Fabled Cities

Shangri-La

Kunlun Mountains

 

My whole life I have heard about Shangri-La:  A mysterious, hidden, far away destination, where a utopian lifestyle of no worries exists.  A place of peace and harmony, no cares at all.  A place where people live for a very long time.  There is an old black and white movie with called Lost Horizon, based on the 1933 novel by James Hilton where they are searching for Shangri-La.  The movie is directed by Frank Capra, the director of the Christmas movie It’s a Wonderful Life.  I do not recall seeing Lost Horizon while I was growing up but I did see the movie about eight years ago.  Even though I have seen it fairly recently, about the only thing I remember from the movie was the discovery of a remote hidden village in the Himalayas.  I did not care much for the movie.

Shangri-La is like El Dorado, or the Fountain of Youth:  One of those elusive destinations that will never be found.  Yet, people ponder is there any evidence to support such a mysterious locale.  The Chinese think so.  Several cities within China claim to be where the legend of Shangri-La started.  The Chinese government does not discourage such speculation because it draws tourism.

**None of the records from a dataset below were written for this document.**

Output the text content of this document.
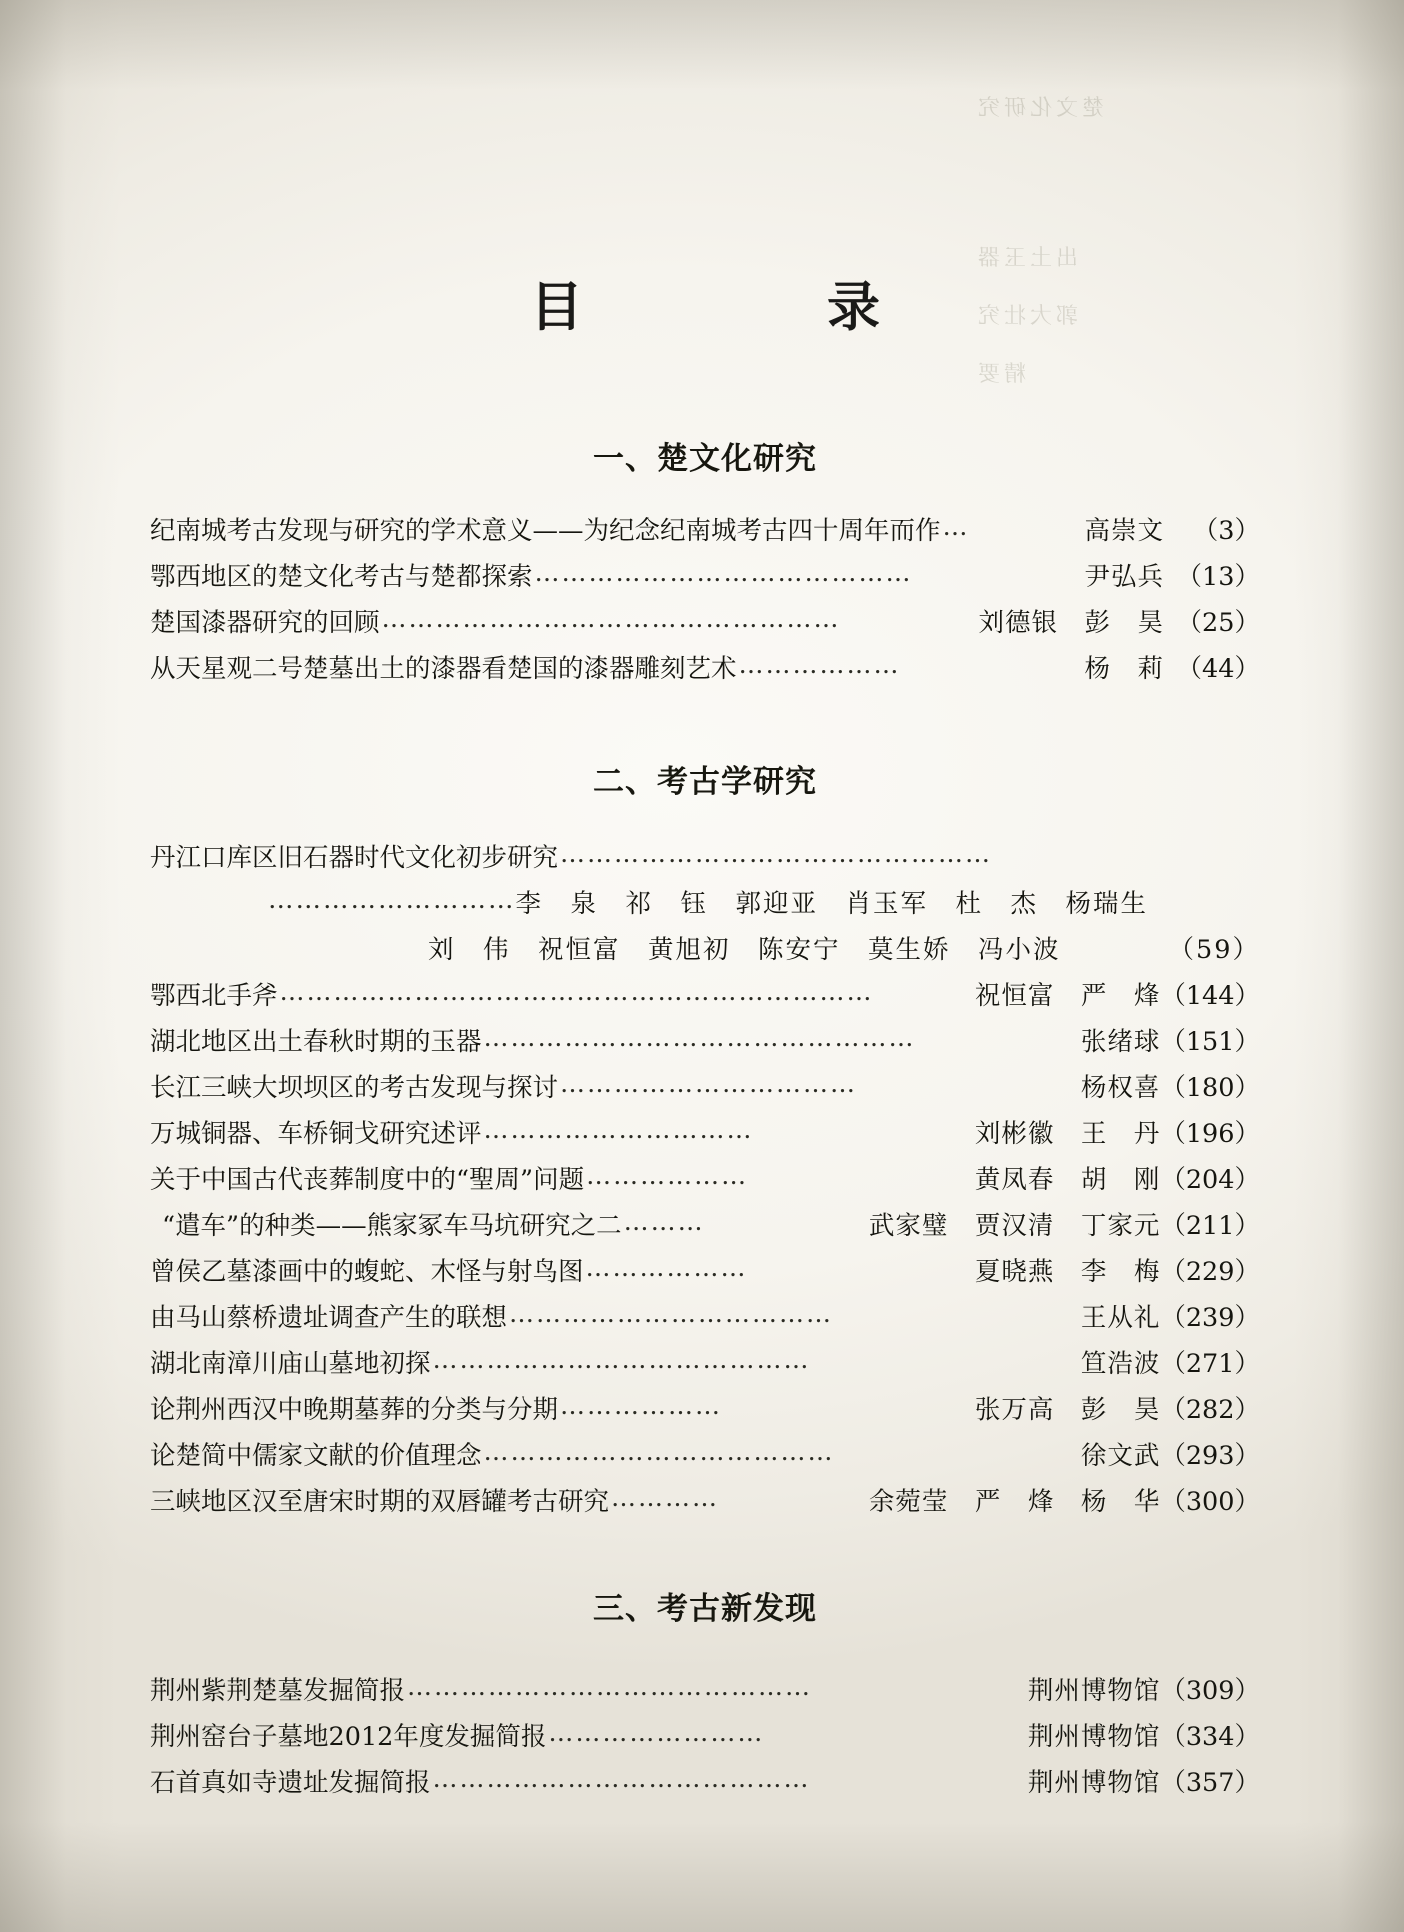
楚文化研究
出土玉器
郭大壮究
精要
目　　录
一、楚文化研究
纪南城考古发现与研究的学术意义——为纪念纪南城考古四十周年而作 …	高崇文	（3）
鄂西地区的楚文化考古与楚都探索 ……………………………………	尹弘兵 （13）
楚国漆器研究的回顾 ……………………………………………	刘德银　彭　昊 （25）
从天星观二号楚墓出土的漆器看楚国的漆器雕刻艺术 ………………	杨　莉 （44）
二、考古学研究
丹江口库区旧石器时代文化初步研究 …………………………………………
……………………… 李　泉　祁　钰　郭迎亚　肖玉军　杜　杰　杨瑞生
刘　伟　祝恒富　黄旭初　陈安宁　莫生娇　冯小波	（59）
鄂西北手斧 …………………………………………………………	祝恒富　严　烽 （144）
湖北地区出土春秋时期的玉器 …………………………………………	张绪球 （151）
长江三峡大坝坝区的考古发现与探讨 ……………………………	杨权喜 （180）
万城铜器、车桥铜戈研究述评 …………………………	刘彬徽　王　丹 （196）
关于中国古代丧葬制度中的“聖周”问题 ………………	黄凤春　胡　刚 （204）
“遣车”的种类——熊家冢车马坑研究之二 ………	武家璧　贾汉清　丁家元 （211）
曾侯乙墓漆画中的蝮蛇、木怪与射鸟图 ………………	夏晓燕　李　梅 （229）
由马山蔡桥遗址调查产生的联想 ………………………………	王从礼 （239）
湖北南漳川庙山墓地初探 ……………………………………	笪浩波 （271）
论荆州西汉中晚期墓葬的分类与分期 ………………	张万高　彭　昊 （282）
论楚简中儒家文献的价值理念 …………………………………	徐文武 （293）
三峡地区汉至唐宋时期的双唇罐考古研究 …………	余菀莹　严　烽　杨　华 （300）
三、考古新发现
荆州紫荆楚墓发掘简报 ………………………………………	荆州博物馆 （309）
荆州窑台子墓地2012年度发掘简报 ……………………	荆州博物馆 （334）
石首真如寺遗址发掘简报 ……………………………………	荆州博物馆 （357）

The Kunlun Mountains of western China for centuries have been a source of mystery in Chinese folklore and legend.  The Shan Hai Jing are ancient classic writings about mythical mountains.  In Tibet, a portion of the mountain range is known as the “Shang Mountain Pass.”  Hilton visited the mountainous area of eastern Pakistan and western Tibet shortly before he penned his novel.  He also spent time with Buddhists monks intriqued by thier lifestyles.  Buddhism was a largely unknown religion to many Westerners in the late 19th and early 20th centuries. 

Today the term Shangri-La is often used in conversation to describe a perfect place, utopia, or paradise such as the Garden of Eden.  It can also be used to describe an obsessive desire to acquire, find or achieve something:  “After many years trying to win, he finally found his Shangri-La when he won the elusive title of National Scrabble Champion at the big tournament in Vegas.”   

I choose to place Shangri-La on the game board of Treasure Trove because it is a cool sounding term and because of the thought of such a remote, exotic, and hidden location.  I think kids love to hear about such places.  The closest I have come to Shangri-La is when I bought some gogi juice from a friend several years ago who sold the stuff.  He said the elixir was made from gogi berries from a remote village in the Himalayas where the people lived very long lives.  It was another of my failed attempts at finding the Fountain of Youth. I no longer buy gogi juice, and I don’t think it prolonged my life.  Even though I doubt I will ever see, must less touch Shagnri-La, at least I can say I tried to give it a taste.